На следующий день ещё до зари мы собрали то немногое, что у нас было: мой штурмовой револьвер двенадцатого калибра, винтовку четыреста десятого в компоновке «буллпап», немного консервов и патронов. Наш побитый «Лунтик» удалось залатать, и он ожил. Мотор советского внедорожника застонал умирающим зверем, но вывез нас за пределы кластера. Мы отправились в путь к одному из кластеров, отмеченных зловещим символом перевёрнутого креста. И это действительно был наш последний на ближайшее время шанс что-то выяснить.
Хёгни, чёрт его дери, всё-таки внёс в правила академии запрет на рейды для студентов. Анваровна, правда, тоже выполнила своё обещание разобраться с проблемой и сумела-таки надавить на Кназа. В результате место в общаге нашлось не только мне, но даже и Ане, которая формально студенткой не являлась и претендовать на него не могла. Проживающие в общаге стояли, помимо всего прочего, на довольствии Замка, то есть — кормились в столовой и ежедневно получали порцию живуна.
Таким образом, проблема добычи споранов у нас решилась. А вот возможностей разобраться что нужно килдингам от академии, и отомстить за Щегла резко поубавилось. Так что мы воспользовались последними выходными и отправились в несанкционированный рейд в надежде успеть хоть что-то.
Ну и запастись споранами всё равно бы не помешало — так, на всякий пожарный. Потому что оставаться совсем без них как-то некомфортно — банкроты в Улье долго не живут.
Кластер Онега встретил нас пустынными доками и несвежим воздухом, наполненным миазмами гниения. На стоячей воде мягко покачивались лодки и кораблики — наш лучший шанс обзавестись личным плавсредством и уйти из этой гнойной адской дыры водой.

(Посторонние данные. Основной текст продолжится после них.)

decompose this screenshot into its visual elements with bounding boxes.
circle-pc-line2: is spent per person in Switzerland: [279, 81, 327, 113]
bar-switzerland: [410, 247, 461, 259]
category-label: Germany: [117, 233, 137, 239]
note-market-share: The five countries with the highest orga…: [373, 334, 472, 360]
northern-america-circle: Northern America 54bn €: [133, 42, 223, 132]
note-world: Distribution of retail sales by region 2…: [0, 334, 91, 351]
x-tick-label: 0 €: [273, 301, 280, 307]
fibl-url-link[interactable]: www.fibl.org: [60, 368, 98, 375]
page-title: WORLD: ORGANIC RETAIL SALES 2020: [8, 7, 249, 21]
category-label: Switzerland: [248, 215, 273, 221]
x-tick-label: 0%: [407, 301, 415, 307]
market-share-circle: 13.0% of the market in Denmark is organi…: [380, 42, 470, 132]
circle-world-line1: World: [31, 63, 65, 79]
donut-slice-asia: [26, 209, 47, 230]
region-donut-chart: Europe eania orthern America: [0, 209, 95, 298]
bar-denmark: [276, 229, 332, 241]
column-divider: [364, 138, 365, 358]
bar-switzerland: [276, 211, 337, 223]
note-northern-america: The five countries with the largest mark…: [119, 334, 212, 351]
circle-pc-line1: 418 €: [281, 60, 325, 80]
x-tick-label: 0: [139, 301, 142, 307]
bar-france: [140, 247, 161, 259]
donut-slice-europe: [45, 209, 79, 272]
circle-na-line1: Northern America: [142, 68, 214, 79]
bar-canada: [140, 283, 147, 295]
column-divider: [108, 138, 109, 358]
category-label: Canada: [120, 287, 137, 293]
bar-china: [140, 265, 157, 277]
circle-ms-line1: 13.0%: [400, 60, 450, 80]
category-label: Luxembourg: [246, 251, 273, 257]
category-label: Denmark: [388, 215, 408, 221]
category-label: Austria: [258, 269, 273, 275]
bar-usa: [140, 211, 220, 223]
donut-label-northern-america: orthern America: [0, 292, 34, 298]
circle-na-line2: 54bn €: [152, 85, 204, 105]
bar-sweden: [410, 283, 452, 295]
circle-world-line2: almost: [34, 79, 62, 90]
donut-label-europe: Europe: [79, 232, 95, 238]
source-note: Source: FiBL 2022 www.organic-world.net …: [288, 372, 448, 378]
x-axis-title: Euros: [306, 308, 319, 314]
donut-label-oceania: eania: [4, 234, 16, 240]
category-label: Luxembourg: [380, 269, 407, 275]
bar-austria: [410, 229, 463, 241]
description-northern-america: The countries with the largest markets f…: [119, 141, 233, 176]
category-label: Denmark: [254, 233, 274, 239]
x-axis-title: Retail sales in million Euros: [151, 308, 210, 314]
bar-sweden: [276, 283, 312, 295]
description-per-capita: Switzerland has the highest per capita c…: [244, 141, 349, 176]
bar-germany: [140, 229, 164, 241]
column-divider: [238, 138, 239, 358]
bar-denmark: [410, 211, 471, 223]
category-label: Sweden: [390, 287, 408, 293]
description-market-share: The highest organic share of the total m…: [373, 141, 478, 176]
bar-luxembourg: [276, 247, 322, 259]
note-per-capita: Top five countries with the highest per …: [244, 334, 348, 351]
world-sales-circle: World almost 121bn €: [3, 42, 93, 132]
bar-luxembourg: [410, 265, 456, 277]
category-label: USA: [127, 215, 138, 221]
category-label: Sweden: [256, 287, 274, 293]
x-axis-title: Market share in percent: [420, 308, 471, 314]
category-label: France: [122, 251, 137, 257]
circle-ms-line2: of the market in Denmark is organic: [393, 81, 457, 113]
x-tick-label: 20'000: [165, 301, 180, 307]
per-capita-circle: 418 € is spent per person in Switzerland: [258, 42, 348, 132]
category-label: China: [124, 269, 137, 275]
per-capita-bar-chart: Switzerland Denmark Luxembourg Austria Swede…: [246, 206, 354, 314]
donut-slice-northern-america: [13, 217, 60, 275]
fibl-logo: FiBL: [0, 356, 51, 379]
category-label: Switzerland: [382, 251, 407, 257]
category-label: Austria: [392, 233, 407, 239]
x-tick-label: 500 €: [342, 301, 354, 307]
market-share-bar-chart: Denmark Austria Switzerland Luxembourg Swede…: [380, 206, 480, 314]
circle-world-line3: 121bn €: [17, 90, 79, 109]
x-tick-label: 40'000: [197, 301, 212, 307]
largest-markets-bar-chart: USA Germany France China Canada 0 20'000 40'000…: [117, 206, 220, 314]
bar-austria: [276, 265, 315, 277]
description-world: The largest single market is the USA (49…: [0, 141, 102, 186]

Отправив Аню осмотреть лодки, я забрался на одну из крыш для того, чтобы осмотреть местность. Сейчас кластер был пуст. Отсюда ушли все, включая заражённых — сегодня ночью ожидалась перезагрузка. Так что прикинуть место, где мы будем охотиться на заражённых.
Присмотрев в бинокль что-то вроде школы с большой территорией, обнесённой хорошим крепким забором, я спустился и направился к девочке, бродившей по территории яхт-клуба. Обнаружил её задумчиво разглядывающей яхту цвета индиго, на борту которой было кокетливо выведено «Bluesy». С английским у меня всегда было нормально, а после практики в Треблинке так и вовсе стало хорошо. Название перевёл как «Блюзовый». Если учесть, что это яхта, то «Блюзовая». Полное соответствие нашему с Аней внутреннему состоянию.